Data and Data Visualisation as a field historically has been possible with the free nature of the data available to be gathered or make inferences upon. Whether it is maps, population data or data from epidemics none of the analysis would have been possible if the data gathered is kept proprietary. Machine-Learning and AI the most emerging fields that we see too that have granted us capabilities to look into the future are all based on the data we feed these algorithms. As an inference from this timeline, one can’t miss the correlation between the emergence of open-source and now the open-data movement.
Tools that were used to make this timeline were TimelineJS, HTML and google sheets. The report was made and published using WordPress.
The making of this timeline involved delving into a topic and representing that on the timeline. What triggered my thought was the TimelineJS software in itself. I noticed that TimelineJS is an open-source tool created by Northwestern University Knightlab. This got me thinking about the evolution of Open-Source software and what role this movement had to play within the field of data and data visualisation.
The first phase of my process involved researching Open-Source and open data as individual topics. This involved reading about the milestone development and observing the inter-related nature of events within both fields.
Representing on TimelineJS
Post gathering data I read through how this data could be translated into a timeline in TimelineJS. It was a fairly simple and well-detailed out process that involved populating the events in google sheets, publishing the sheet and editing the sheet to reflect changes in the preview and then using the embed link within WordPress to publish it.
Editing the TimelineJS
The TimelineJS tool does give you the capability for minor customisations within the sheet using HTML. For detailed customisations, one can edit the code in Github. Even for Github edits it is a bit restrictive with CSS but does take in a couple of predefined class edits. I used HTML to centre my content and also to change the size of the text, I also added a background text highlight to the headlines
Publishing the Timeline
The final step involved embedding the code within WordPress and I used a button to redirect to a new tab view of the timeline as well.
Reflection and Critique
Through the process of working on this timeline one of the restrictions that I felt this software holds is the ability to make changes to the visual representation of the timeline. Although HTML does afford quick changes but easy embedding and changing using CSS would expand the capabilities of the Timeline.

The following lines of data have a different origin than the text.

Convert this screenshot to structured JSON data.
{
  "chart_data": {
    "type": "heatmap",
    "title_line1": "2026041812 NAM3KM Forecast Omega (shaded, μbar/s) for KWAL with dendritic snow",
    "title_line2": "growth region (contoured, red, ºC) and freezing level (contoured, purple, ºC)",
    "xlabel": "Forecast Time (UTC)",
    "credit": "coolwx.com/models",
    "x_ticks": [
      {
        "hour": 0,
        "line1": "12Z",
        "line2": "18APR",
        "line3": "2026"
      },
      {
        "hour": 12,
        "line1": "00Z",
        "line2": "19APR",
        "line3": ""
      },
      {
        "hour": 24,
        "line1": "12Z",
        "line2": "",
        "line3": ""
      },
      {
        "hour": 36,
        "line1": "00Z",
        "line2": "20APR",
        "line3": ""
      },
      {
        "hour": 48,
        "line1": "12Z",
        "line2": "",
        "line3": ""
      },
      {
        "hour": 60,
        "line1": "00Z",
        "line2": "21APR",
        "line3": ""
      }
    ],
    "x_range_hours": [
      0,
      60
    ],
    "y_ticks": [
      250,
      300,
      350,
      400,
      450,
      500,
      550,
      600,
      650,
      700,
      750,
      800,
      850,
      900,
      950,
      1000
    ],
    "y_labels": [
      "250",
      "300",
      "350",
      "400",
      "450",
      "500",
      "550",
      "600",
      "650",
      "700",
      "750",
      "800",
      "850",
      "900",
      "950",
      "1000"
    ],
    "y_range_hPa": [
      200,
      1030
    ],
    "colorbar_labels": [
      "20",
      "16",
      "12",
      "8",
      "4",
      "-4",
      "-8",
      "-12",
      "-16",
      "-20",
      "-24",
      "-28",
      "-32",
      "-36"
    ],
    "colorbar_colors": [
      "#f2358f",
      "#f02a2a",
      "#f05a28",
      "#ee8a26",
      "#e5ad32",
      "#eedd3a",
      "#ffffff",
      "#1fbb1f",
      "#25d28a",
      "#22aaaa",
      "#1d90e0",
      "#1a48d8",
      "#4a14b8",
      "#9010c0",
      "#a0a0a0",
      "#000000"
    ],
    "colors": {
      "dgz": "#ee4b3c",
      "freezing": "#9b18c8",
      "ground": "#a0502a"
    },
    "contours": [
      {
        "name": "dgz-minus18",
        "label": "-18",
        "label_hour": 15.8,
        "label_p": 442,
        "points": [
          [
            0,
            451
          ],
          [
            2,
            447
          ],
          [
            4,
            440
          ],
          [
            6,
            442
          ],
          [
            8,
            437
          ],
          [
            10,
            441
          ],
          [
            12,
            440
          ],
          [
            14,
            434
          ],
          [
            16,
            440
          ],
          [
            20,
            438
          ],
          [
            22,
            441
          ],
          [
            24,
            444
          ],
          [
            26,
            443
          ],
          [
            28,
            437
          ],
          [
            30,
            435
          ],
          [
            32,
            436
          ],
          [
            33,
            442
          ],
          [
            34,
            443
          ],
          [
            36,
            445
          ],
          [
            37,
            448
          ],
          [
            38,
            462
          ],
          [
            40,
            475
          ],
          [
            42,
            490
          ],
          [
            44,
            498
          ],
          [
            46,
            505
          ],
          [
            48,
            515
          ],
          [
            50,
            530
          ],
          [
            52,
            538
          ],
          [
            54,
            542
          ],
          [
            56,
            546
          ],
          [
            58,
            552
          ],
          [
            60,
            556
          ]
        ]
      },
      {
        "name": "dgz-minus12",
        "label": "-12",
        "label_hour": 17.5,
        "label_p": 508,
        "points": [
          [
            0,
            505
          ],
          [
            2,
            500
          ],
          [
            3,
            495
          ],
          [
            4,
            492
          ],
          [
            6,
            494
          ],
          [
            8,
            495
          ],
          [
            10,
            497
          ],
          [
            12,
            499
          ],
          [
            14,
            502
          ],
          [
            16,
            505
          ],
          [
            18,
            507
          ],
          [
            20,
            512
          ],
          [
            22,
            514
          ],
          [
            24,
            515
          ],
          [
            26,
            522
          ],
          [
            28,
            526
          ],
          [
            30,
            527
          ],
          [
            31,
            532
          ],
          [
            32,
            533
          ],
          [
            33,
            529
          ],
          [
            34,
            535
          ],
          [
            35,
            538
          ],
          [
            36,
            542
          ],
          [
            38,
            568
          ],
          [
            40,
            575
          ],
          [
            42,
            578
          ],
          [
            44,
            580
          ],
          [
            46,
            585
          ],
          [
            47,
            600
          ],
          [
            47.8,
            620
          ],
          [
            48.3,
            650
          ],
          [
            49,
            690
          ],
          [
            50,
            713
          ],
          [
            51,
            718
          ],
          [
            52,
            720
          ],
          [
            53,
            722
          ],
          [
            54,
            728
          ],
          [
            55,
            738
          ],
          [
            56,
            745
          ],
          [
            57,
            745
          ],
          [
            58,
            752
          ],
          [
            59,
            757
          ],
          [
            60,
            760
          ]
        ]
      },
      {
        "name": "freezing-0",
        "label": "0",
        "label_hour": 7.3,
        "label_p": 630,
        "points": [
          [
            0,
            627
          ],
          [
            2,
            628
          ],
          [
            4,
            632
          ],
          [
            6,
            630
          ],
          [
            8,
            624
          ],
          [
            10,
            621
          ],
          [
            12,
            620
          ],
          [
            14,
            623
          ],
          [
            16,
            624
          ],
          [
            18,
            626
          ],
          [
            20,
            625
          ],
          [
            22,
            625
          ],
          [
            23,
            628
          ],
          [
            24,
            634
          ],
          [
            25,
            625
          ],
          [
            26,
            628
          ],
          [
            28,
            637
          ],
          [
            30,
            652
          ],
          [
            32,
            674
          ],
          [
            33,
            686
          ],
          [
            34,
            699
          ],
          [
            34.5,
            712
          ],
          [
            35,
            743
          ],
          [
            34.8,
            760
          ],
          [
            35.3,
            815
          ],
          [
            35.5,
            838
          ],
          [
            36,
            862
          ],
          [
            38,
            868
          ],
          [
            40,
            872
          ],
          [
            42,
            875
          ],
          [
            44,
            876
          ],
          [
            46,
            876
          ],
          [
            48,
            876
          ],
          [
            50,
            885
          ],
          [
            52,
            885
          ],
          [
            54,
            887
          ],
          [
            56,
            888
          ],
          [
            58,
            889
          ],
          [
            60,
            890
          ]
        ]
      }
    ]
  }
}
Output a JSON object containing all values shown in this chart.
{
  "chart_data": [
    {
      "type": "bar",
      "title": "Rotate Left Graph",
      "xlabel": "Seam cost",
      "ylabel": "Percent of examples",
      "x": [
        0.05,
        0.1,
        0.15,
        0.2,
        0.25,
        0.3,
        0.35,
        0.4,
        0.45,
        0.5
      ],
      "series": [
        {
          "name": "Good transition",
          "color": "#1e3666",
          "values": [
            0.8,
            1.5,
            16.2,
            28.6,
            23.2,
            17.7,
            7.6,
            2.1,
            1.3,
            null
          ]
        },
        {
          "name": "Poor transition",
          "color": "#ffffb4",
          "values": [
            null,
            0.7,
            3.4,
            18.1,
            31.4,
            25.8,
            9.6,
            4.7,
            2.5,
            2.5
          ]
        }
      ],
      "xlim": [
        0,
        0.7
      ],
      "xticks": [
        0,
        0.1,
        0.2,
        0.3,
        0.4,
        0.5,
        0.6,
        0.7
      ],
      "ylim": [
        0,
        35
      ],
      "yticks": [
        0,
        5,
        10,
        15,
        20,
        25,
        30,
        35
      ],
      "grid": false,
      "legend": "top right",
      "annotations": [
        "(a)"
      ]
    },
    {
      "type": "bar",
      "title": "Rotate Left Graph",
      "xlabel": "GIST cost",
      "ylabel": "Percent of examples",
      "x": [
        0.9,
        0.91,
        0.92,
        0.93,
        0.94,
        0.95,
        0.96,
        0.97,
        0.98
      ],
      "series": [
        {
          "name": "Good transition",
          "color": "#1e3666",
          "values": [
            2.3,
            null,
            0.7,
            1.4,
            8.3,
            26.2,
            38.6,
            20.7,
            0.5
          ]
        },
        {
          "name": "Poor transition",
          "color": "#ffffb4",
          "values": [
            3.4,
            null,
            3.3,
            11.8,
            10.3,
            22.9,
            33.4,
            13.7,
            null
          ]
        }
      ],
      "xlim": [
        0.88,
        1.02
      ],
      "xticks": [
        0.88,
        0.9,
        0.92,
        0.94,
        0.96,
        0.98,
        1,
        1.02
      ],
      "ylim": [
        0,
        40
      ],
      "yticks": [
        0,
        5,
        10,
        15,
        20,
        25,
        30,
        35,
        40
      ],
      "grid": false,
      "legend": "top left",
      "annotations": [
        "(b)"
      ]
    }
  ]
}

Another restriction of the timeline is that transposing it to a vertical timeline seems a difficult task to achieve in its current form.
The timeline is well documented whether we tackle the point of its implementation of limitations. The timeline is also an easy-to-use way for anyone with minimal technical know-how to implement it. A timeline representation helps understand the cause and effect of any topic by visualising its evolution.
Given more time I would definitely like to research and populate this timeline more and see what more observations can I derive from the extended timeline. I would also like to play around and customise the visualisation a bit more e.g: the disappearance and appearance of the text, the padding and space between image and text etc.